Vagnoni K E, Magness R R
Department of Animal, Dairy, and Veterinary Sciences, Utah State University, Logan, Utah 84322, USA.
Biol Reprod. 1998 Oct;59(4):1008-15. doi: 10.1095/biolreprod59.4.1008.
Several enzymes play a role in vasodilation, including cyclooxygenase, which converts arachidonic acid into prostaglandins, and nitric oxide synthase, which converts arginine to citrulline and yields nitric oxide. The effects of endogenous and exogenous estrogen and lipopolysaccharide on uterine artery production of prostacyclin, and levels of cyclooxygenase and nitric oxide synthase were examined. Uterine arteries collected from ewes during the follicular (Day -1 to 0, Day 0 = estrus) or luteal (Day 10) phase were treated in vitro with lipopolysaccharide. In addition, ovariectomized ewes were treated in vivo with estradiol-17beta (5 microg/kg; 120 min) or a vehicle control; arteries from the uteri were treated in vitro with lipopolysaccharide. After 24 h of lipopolysaccharide treatment, culture media were collected for measurement of 6-keto-prostaglandin F1alpha (the stable metabolite of prostacyclin). These uterine arteries were homogenized, and the level of cyclooxygenase and nitric oxide synthase was determined by Western analysis. Lipopolysaccharide stimulated (p < 0.02) prostacyclin production by uterine arteries from both follicular- and luteal-phase sheep although phase of the estrous cycle did not affect prostacyclin responses (p = 0.56) to lipopolysaccharide. In contrast, uterine arteries from ovariectomized sheep treated with estradiol-17beta produced more prostacyclin (p < 0.001) in response to lipopolysaccharide than did uterine arteries from ovariectomized sheep treated with the vehicle control.
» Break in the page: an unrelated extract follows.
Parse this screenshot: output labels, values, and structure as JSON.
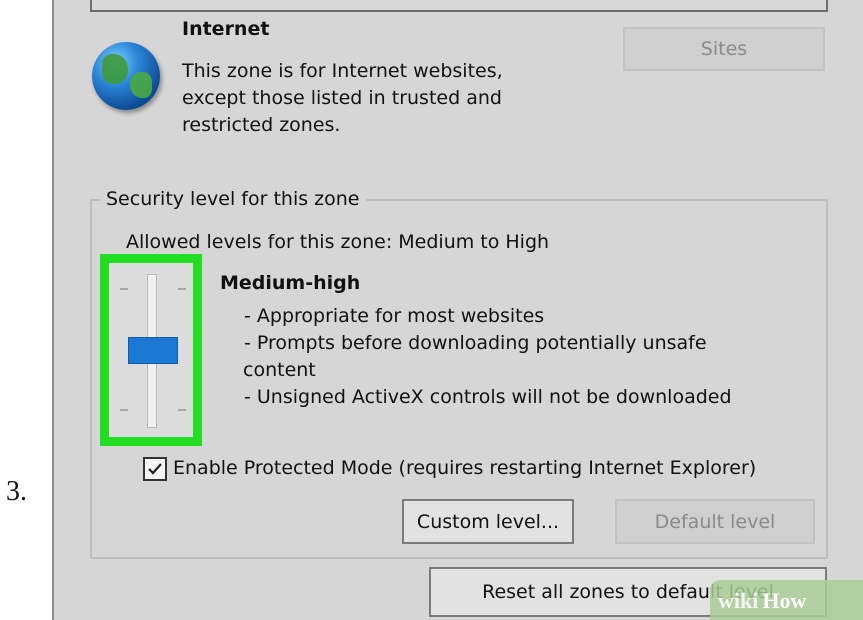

There was no effect of phase (follicular or luteal) of the estrous cycle on either cyclooxygenase-1 or -2 gene expression. Lipopolysaccharide increased (p = 0.0002) gene expression of cyclooxygenase-2, but not cyclooxygenase-1, in both follicular- and luteal-phase ewes, which was significantly correlated (r2 = 0.91, p = 0.003) with uterine artery production of prostacyclin. Uterine arteries from follicular-phase sheep expressed significantly more nitric oxide synthase-III after lipopolysaccharide exposure than did uterine arteries from luteal-phase ewes (p = 0.03). In contrast, nitric oxide synthase-II was not detected in uterine arteries after lipopolysaccharide exposure. These results suggest that estrogen plays a role in regulating uterine artery responses to lipopolysaccharide.
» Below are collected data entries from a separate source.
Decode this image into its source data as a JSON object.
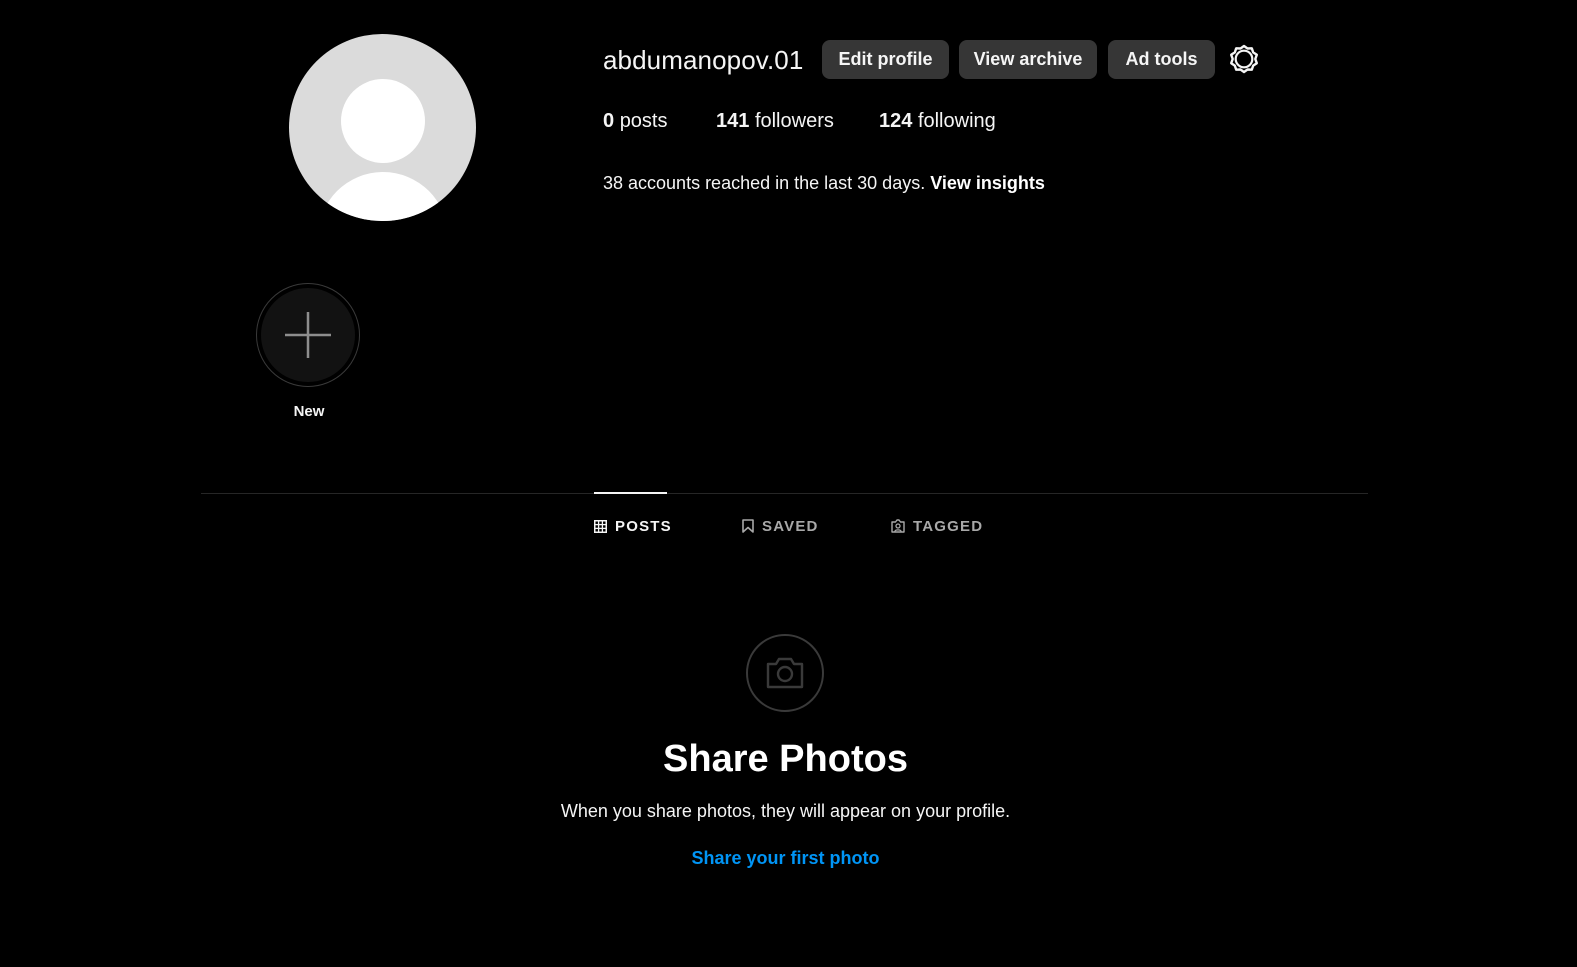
{
  "profile": {
    "username": "abdumanopov.01",
    "avatar_icon": "default-avatar-icon"
  },
  "actions": {
    "edit_profile": "Edit profile",
    "view_archive": "View archive",
    "ad_tools": "Ad tools",
    "settings_icon": "gear-icon"
  },
  "stats": {
    "posts_count": "0",
    "posts_label": "posts",
    "followers_count": "141",
    "followers_label": "followers",
    "following_count": "124",
    "following_label": "following"
  },
  "insights": {
    "reach_text": "38 accounts reached in the last 30 days.",
    "link_text": "View insights"
  },
  "highlights": {
    "new_label": "New",
    "new_icon": "plus-icon"
  },
  "tabs": [
    {
      "label": "POSTS",
      "icon": "grid-icon",
      "active": true
    },
    {
      "label": "SAVED",
      "icon": "bookmark-icon",
      "active": false
    },
    {
      "label": "TAGGED",
      "icon": "tagged-user-icon",
      "active": false
    }
  ],
  "empty_state": {
    "icon": "camera-icon",
    "title": "Share Photos",
    "subtitle": "When you share photos, they will appear on your profile.",
    "link": "Share your first photo"
  },
  "colors": {
    "background": "#000000",
    "button_bg": "#363636",
    "link_blue": "#0095f6",
    "muted_text": "#a8a8a8"
  }
}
几种酶在血管舒张中发挥作用,包括将花生四烯酸转化为前列腺素的环氧化酶,以及将精氨酸转化为瓜氨酸并产生一氧化氮的一氧化氮合酶。研究了内源性和外源性雌激素以及脂多糖对子宫动脉前列环素生成、环氧化酶和一氧化氮合酶水平的影响。从处于卵泡期(第 -1 天至第 0 天,第 0 天 = 发情期)或黄体期(第 10 天)的母羊采集子宫动脉,在体外用脂多糖处理。此外,对去卵巢母羊进行体内注射 17β - 雌二醇(5 微克/千克;120 分钟)或载体对照处理;从子宫采集的动脉在体外用脂多糖处理。脂多糖处理 24 小时后,收集培养基用于测量 6 - 酮 - 前列腺素 F1α(前列环素的稳定代谢产物)。将这些子宫动脉匀浆,通过蛋白质印迹分析测定环氧化酶和一氧化氮合酶的水平。脂多糖刺激(p < 0.02)卵泡期和黄体期母羊子宫动脉的前列环素生成,尽管发情周期阶段不影响子宫动脉对脂多糖的前列环素反应(p = 0.56)。相比之下,用 17β - 雌二醇处理的去卵巢母羊的子宫动脉对脂多糖产生的前列环素比用载体对照处理的去卵巢母羊的子宫动脉更多(p < 0.001)。发情周期的阶段(卵泡期或黄体期)对环氧化酶 -1 或 -2 的基因表达均无影响。脂多糖增加(p = 0.0002)卵泡期和黄体期母羊中环氧化酶 -2 的基因表达,但不增加环氧化酶 -1 的基因表达,这与子宫动脉前列环素生成显著相关(r2 = 0.91,p = 0.003)。脂多糖暴露后,卵泡期母羊的子宫动脉比黄体期母羊的子宫动脉表达显著更多的一氧化氮合酶 -III(p = 0.03)。相比之下,脂多糖暴露后子宫动脉中未检测到一氧化氮合酶 -II。这些结果表明雌激素在调节子宫动脉对脂多糖的反应中起作用。